Взгляд ее — он долго тлел огнем стыда и страха. Он тлел у нее под веками, которые она неизменно опускала в течение двух лет. Под веками, которые забыли про освежающую теплоту слез. Говорили, будто у нее бегающий взгляд, а то даже и притворный. «Да разве это девочка! — возмущалась ее мать. — Она вечно кривляется, а сама исподтишка поглядывает на вас, точь-в-точь как кошка, которая делает вид, будто заснула, чтобы удобнее было следить за вами и исцарапать, если вы слишком приблизитесь, или удрать». — «Но может, — пыталась защищать ее тетя Коломба, — она просто робеет. Когда вырастет, это у нее пройдет». — «Или усилится, — отвечала Алоиза. — Кстати, раньше она вовсе не была робкой, скорей, даже развязной. Это началось у нее совершенно неожиданно и без всякой причины. Просто она для себя выбрала такой стиль, но только она очень заблуждается, если думает, что своим кривлянием добавит себе интересности. Этим она только раздражает всех. Кривляка рифмуется с макака, а замарашка с дворняжка. Ты меня слышишь, Люси?»
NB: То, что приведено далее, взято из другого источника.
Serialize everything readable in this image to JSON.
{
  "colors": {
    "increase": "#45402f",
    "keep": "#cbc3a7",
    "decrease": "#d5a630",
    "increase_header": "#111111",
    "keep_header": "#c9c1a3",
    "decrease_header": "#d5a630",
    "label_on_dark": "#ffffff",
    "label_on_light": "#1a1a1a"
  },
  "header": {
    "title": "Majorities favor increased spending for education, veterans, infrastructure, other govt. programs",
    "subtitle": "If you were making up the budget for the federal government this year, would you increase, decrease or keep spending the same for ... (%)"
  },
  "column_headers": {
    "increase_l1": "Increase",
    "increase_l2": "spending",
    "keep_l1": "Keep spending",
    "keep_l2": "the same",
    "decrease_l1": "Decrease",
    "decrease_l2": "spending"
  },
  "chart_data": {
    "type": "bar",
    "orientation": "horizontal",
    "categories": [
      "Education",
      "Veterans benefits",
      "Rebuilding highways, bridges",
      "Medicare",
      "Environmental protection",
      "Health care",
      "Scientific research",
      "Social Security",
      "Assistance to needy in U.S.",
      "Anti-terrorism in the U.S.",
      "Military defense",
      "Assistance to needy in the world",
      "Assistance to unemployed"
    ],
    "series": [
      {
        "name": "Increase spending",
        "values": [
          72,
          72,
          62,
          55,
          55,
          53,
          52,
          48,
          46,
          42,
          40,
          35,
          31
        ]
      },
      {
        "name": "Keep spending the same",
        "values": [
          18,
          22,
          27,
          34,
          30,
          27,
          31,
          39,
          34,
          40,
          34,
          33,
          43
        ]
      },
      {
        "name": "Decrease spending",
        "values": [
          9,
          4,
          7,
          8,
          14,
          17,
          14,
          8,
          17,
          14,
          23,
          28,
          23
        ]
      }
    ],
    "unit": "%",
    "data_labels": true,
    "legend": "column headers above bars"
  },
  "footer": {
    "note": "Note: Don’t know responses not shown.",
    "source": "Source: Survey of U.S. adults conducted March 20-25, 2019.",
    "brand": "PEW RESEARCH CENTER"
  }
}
Да, Люси слышала. Люси всегда слышала все сетования и укоры матери, обращенные к ней. Только раньше они не производили на нее впечатления, словно бы скатывались, не затрагивая. К тому же сетования эти раньше произносились шутливым тоном и были окутаны облачком нежности. Теперь же мать высказывала их язвительно и обвиняюще. И раньше Люси слушала довольно рассеянно, иногда с интересом, а иногда заинтригованно, разговоры мамы с подругами и родственницами. Слова тогда обладали магической аурой, фразы, произнесенные взрослыми в полный голос или полушепотом, зачастую были полны тайн, и многие их выражения казались ей загадочными. А потом, у нее ведь был свой собственный мир и свой собственный язык. А как легко, как мягко уравновешивались светлое молчание папы, внушительная немногословность брата, щебет подружек, а главное, долгие лирические излияния Лу-Фе, которые восхитительными спиралями возносились к звездам и далеким планетам. Все пребывало в равновесии, все пребывало в гармонии. Каждый был на своем месте и пользовался присущим ему языком.

Но теперь все это осталось в прошлом. Порядок вещей пошатнулся, равновесие нарушено, гармония исчезла. Язвительные слова матери отдаются сухим эхом во внимательно прислушивающихся ушах Люси. Они глухо лопаются в тишине одиночества, которым Люси окружила себя. Кудахтанье старух-родственниц гнусаво бурчит, вызывая только усмешку. Молчание отца гнетет, как мучительная немота, а немногословные замечания брата свидетельствуют лишь о мерзком притворстве.

Люси все слышала, но никогда не могла ответить, не могла ничего объяснить. У нее не было возможности защититься, даже взглядом. Она отучилась поднимать глаза, смотреть людям в лицо. Однажды утром она утратила свой открытый взгляд, полный доверчивости и ликующего любопытства. Потому что ночью ее брат украл у нее детство, украл счастливую беззаботность. И обременил тайной, чересчур для нее тяжелой и мрачной.